What impact will this have on income tax rates for resident individuals?

The TBRL is effectively a two percentage point increase in the top marginal rate. An indication of the additional tax payable under the TBRL is summarised in the following table.

Taxable income Additional tax
180,000 Nil
200,000 400
250,000 1,400
300,000 2,400
350,000 3,400
400,000 4,400

 

As a legacy from the previous Labor Government, the tax-free threshold will increase from $18,200 to $19,400 from 1 July 2015. As a result, and including the TBRL but excluding the Medicare levy, the personal income tax rates for the 2014-15 and 2015-16 and later years are as follows:

2014-15 2015-16 and later years
Income range Rate % Income range Rate %
0 - 18,200 0 0 - 19,400 0
18,201 - 37,000 19 19,401 - 37,000 19
37,001 - 80,000 32.5 37,001 - 80,000 33
80,001 - 180,000 37 80,001 - 180,000 37
180,001 + 47 180,001 + 47

Including the TBRL, but excluding the Medicare levy

Taking into consideration that the Medicare levy will increase from 1.5% to 2% from 1 July 2014, the top marginal rate plus the TBRL and the Medicare levy will be 49% for resident individuals.

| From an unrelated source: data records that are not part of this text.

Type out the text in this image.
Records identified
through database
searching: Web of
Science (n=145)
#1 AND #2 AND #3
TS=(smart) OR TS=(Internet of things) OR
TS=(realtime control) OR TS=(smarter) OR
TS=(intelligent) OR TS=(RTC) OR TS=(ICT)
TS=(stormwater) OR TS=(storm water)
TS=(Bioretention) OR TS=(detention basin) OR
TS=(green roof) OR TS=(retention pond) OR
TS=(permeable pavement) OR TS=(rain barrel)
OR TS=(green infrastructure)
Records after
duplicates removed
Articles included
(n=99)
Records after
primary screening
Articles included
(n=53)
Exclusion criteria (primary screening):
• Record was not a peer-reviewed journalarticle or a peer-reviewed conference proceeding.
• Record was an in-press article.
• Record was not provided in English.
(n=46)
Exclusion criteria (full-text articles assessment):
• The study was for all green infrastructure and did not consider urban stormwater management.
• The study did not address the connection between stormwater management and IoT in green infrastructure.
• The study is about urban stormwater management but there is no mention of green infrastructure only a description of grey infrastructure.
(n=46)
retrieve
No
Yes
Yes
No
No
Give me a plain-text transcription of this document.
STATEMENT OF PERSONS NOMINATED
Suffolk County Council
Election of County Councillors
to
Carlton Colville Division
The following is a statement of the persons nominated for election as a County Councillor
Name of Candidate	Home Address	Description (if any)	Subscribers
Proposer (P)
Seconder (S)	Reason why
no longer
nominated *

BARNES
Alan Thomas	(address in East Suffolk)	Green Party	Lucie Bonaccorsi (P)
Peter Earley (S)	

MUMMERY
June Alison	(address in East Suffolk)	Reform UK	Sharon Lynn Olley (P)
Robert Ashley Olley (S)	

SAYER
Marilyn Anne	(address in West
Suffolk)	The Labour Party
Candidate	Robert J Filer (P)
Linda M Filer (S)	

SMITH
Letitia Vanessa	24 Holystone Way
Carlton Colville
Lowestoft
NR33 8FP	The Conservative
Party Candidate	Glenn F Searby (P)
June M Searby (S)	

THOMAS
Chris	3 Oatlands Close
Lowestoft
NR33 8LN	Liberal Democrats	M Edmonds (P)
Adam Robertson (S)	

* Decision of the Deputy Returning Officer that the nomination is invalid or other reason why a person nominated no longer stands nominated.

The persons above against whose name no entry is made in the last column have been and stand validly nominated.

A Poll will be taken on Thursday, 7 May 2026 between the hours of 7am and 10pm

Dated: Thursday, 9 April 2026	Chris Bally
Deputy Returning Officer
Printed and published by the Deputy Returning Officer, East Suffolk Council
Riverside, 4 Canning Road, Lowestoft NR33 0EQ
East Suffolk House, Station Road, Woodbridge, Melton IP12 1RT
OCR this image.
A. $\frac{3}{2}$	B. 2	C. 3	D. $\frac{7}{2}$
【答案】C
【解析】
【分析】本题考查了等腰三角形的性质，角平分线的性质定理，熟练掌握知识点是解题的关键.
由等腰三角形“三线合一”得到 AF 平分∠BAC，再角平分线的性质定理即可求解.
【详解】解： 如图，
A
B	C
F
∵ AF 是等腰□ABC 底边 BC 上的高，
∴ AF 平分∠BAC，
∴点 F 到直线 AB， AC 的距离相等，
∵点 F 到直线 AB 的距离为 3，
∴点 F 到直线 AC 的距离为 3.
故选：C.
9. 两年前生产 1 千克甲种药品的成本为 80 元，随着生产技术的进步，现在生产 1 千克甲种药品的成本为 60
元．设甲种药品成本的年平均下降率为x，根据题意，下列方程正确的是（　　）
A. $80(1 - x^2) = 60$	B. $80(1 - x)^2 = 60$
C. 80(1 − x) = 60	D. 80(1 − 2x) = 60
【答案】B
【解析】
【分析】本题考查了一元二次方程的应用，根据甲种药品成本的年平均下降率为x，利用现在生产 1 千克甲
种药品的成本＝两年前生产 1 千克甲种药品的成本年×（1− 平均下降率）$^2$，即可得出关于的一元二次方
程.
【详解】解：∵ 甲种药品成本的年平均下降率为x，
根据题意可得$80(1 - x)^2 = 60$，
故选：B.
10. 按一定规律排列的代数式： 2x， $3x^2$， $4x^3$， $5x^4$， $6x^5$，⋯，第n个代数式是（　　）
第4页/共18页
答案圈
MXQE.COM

What impact will this have on income tax rates for non-resident individuals?

2014-15 2015-16 and later years
Income range Rate % Income range Rate %
0 – 80,000 32.5 0 – 80,000 33
80,001 - 180,000 37 80,001 - 180,000 37
180,001 + 47 180,001 + 47

 

The top marginal rate is effectively increased to 47% with the introduction of TBRL at two percentage points on taxable incomes exceeding $180,000.